Sales Tax Distribution Report & Advice

Posted on June 18, 2017 at 6:05 PM by Paige Worsham

                           June 2017

                      April 2017 Collections - June 2017 Distributions
                                             Linda S. Millsaps

It appears that April 2017 was a good month for county sales taxes. Current estimates from NCDOR indicate a total June 2017 distribution of $284.7 million to North Carolina cities and counties. This is an increase of almost $50 million over the previous month. It is also an improvement of $25.2 million over this same time last year, and $47.0 million more than two years ago.


And once again, when Articles 43 and 46 are excluded (as these are not utilized in all 100 counties), the pattern remains essentially the same.


What makes this particularly positive is that this reverses an earlier trend of state sales tax growth far exceeding local growth. State April over April numbers suggest 4.63% growth, as opposed to 9.71% for local governments.

It should be noted, however, that this level of increase is not in line with several state level economic indicators for the month of April.


As the Federal Reserve graph above shows, the unemployment rate continued to decline to 4.7% in April, which is an improvement from 4.9% statewide in March and 5.0% one year ago. Similarly, personal income increased 0.43% over the previous quarter, and 2.44% over the previous year. While these are positive numbers, they are not robust.

                                               Construction Numbers

More concerning is the substantial reduction in North Carolina building permits and new home starts. Building permits in April were down 41.62% from March, and 23.03% from the same time last year. Of the eleven recognized metro areas (MSAs), only one – Hickory – showed any month over month increase at all. Nine of those same eleven MSAs actually recorded double digit declines over the previous month. Similarly, new home starts were down 37.05% compared to the previous month, and 23.32% from the same time last year.



This building slowdown is also reflected in the employment numbers, as North Carolina shed more than 7,000 construction jobs in the last two months. Of course, we should still remember that the spring has been very positive in both these areas, so this could be part of an adjustment.

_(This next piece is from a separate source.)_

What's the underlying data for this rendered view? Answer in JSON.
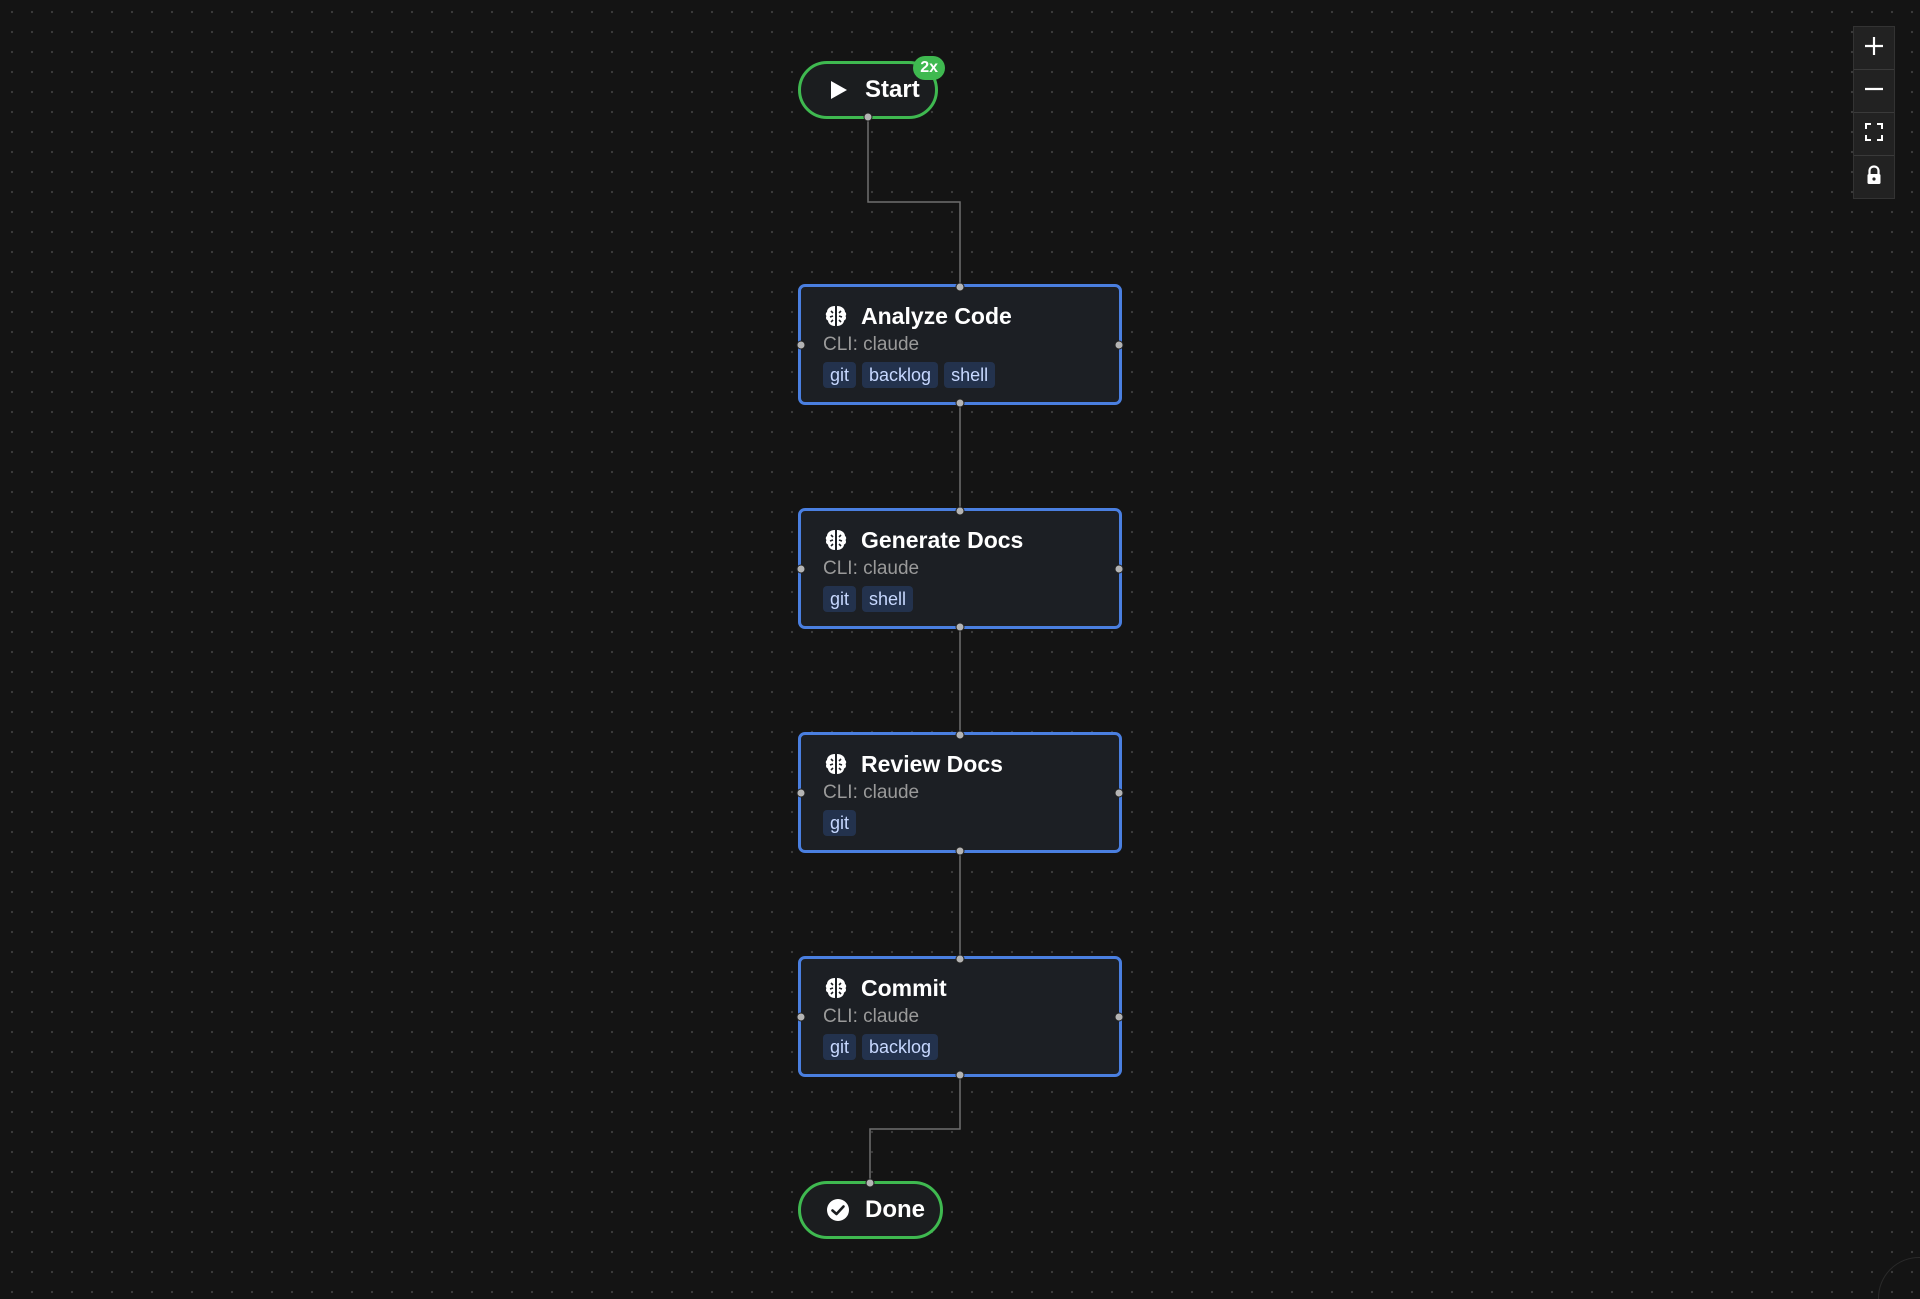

While the national construction numbers declined as well, the reduction was not as significant as here in North Carolina. Building permits and home starts have been particularly important indicators in our state over the years, as we often count on construction to jump start and extend periods of economic growth. On the upside, however, home values have increased in every MSA in the state in the last year. And generally speaking commercial rentals have also improved. Both of which could positively impact property values and property tax revenues if the trend continues.

As you will recall from last month’s analysis, consumer confidence has been a significant economic driver. However, those same consumers seem to have finally started to moderate their confidence and expectations. While the Conference Board’s Consumer Confidence Index remains strong, it actually fell 1.5 points in May. Economists generally credit this to continued strong employment and income prospects moderated by more limited expectations around a federal stimulus and tax reform.

Looking forward, economists continue to be a little skittish about future growth, while business leaders are more bullish. In the Carolinas Survey of Business Activity, business leaders indicated that conditions moderated some in May (as compared to April), but that they remain particularly positive when looking at the six-month horizon. Alternatively, economists, like NC State’s Mike Walden, suggest that while there is no reason for alarm, “both private and public decision makers should approach the future with caution.” The reason for his concern is a substantial decline in the NCSU Index of NC Leading Economic Indicators. The index was driven down by month over month and year over year declines in the areas of building permits, hours, and earnings.


In closing, the county level advice remains substantially similar to the previous month. Areas with a large number of high skill workers and professionals will continue to see the largest economic benefits. Counties with a labor pool dominated by high school graduates could continue to struggle despite low unemployment. As the labor market continues to tighten, more educated but discouraged workers will return to work, which will soak up many of the available employment opportunities. Recent changes in the construction and housing markets, if they persist, could have an impact on local economies and county budgets. While the future remains positive, and current sales tax numbers are high, moderation continues to be the advice for 2017-18 county revenues.